Macular hemorrhage obstructing the visual axis during the critical period can cause deprivation amblyopia [30]. We measured the refractive errors and examined the eyes for strabismus to estimate visual function because detecting amblyopia in infants is challenging. However, compared to the control infants, we could not find significant refractive error changes or strabismus development in infants with retinal hemorrhage in at least one eye. The grade, location, and characteristics of the hemorrhages, even macular involvement, did not alter refractive error change or strabismus development in 7.8 months of follow-up. The macula plays a critical role in high-resolution visual acuity, and any structural disruption during early postnatal periods, a time of rapid visual development, could interfere with normal visual maturation. While the present study found no significant refractive errors or strabismus associated with macular involvement at 7.8 months of follow-up, it remains possible that subtle effects on fine visual function, such as stereopsis or contrast sensitivity, may manifest later in childhood. Incorporating optical coherence tomography into future studies could offer more detailed insights into the resolution dynamics of macular hemorrhages and their potential impact on foveal development. Such imaging could help identify early markers of structural abnormalities, such as disruption of the ellipsoid zone or foveal hypoplasia, which may predispose patients to amblyopia.

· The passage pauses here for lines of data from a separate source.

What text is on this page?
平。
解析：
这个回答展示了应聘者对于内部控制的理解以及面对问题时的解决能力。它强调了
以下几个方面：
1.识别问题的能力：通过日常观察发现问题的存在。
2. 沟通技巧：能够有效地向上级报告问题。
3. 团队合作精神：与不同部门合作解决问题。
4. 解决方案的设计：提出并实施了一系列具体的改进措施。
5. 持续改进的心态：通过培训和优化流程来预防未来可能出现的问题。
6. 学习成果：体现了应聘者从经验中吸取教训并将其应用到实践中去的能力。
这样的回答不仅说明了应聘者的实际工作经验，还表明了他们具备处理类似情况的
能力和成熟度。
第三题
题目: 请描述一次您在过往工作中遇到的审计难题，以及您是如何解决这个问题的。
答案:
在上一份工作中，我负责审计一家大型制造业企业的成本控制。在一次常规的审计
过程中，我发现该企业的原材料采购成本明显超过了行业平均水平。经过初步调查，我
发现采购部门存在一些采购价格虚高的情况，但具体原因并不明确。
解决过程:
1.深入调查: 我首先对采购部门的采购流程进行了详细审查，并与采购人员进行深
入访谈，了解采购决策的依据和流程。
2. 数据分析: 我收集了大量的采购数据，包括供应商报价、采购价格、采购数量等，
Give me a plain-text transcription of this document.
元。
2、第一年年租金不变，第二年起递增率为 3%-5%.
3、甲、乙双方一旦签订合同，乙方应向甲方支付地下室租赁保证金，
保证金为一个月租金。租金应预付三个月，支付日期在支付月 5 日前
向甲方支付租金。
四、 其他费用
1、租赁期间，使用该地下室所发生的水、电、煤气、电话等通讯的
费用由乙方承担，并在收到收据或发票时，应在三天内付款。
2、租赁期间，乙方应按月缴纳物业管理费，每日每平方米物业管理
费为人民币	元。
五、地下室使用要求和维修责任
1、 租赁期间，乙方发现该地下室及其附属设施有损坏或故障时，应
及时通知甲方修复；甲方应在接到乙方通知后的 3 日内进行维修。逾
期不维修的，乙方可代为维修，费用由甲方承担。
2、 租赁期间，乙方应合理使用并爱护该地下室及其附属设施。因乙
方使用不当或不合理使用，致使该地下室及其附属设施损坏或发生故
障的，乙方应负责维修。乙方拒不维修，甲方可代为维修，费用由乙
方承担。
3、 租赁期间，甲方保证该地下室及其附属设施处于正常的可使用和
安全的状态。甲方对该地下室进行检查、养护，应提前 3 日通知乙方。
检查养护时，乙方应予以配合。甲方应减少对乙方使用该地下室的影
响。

Cycloplegic refraction is a standard method for evaluating refractive errors in children, but its use in infants aged six months or younger has been limited due to the reported adverse effects of topical atropine sulfate and cyclopentolate hydrochloride. Systemic absorption of these agents can cause side effects, such as flushing and fever with atropine and drowsiness with cyclopentolate. Moreover, cardiac dysrhythmias have been reported as a major adverse reaction, and topical atropine has been shown to increase heart rate in healthy dogs [12,31]. An alternative approach is noncycloplegic refraction, which has been shown to be effective for measuring refractive errors in most healthy, nonstrabismic infants with a mean age of 5.71 months [32]. Additionally, non-cycloplegic refraction testing has been shown to be effective in screening for abnormal levels of hyperopia in children and neonates [33,34]. These findings suggest that noncycloplegic manifest refraction may be a safer and effective alternative to cycloplegic refraction in this population.

The present study has some limitations. Besides its retrospective nature, only newborns with retinal hemorrhage in the posterior pole were included because the diagnosis was based on fundus photographs, which could not reveal the peripheral retina. The included newborns were born in a local obstetric clinic and referred to the ophthalmology clinic for retinal hemorrhages; therefore, perinatal history (including the Apgar score, meconium aspiration, or birth asphyxia) and maternal information (such as parity or age) could not be collected. Additionally, detailed perinatal conditions, such as neonatal coagulation profiles or specific delivery complications, were not available, which limits our ability to fully analyze their potential influence on retinal hemorrhages. While all included newborns had a history of uneventful deliveries, future studies should aim to incorporate comprehensive perinatal data to better elucidate these relationships. Lastly, the follow-up period is insufficient for detecting refractive change or strabismus development from amblyopia. Longer follow-up until school-age can give sufficient data for determining the relationship between neonatal retinal hemorrhage and amblyopia development.

In conclusion, fundus photographs of neonatal retinal hemorrhages confirmed that the hemorrhages were frequently observed around the large vessels rather than in the capillary area or macula, supporting the hypothesis that the etiology of these hemorrhages is related to elevated intracranial and central retinal venous pressure during delivery. The presence of whitish core hemorrhages indicates a severe grade of vascular damage. Despite the presence of these hemorrhages, macular involvement did not affect refractive error or strabismus development during the 7.8-month follow-up period. However, further investigations are needed to assess their effects on long-term visual function.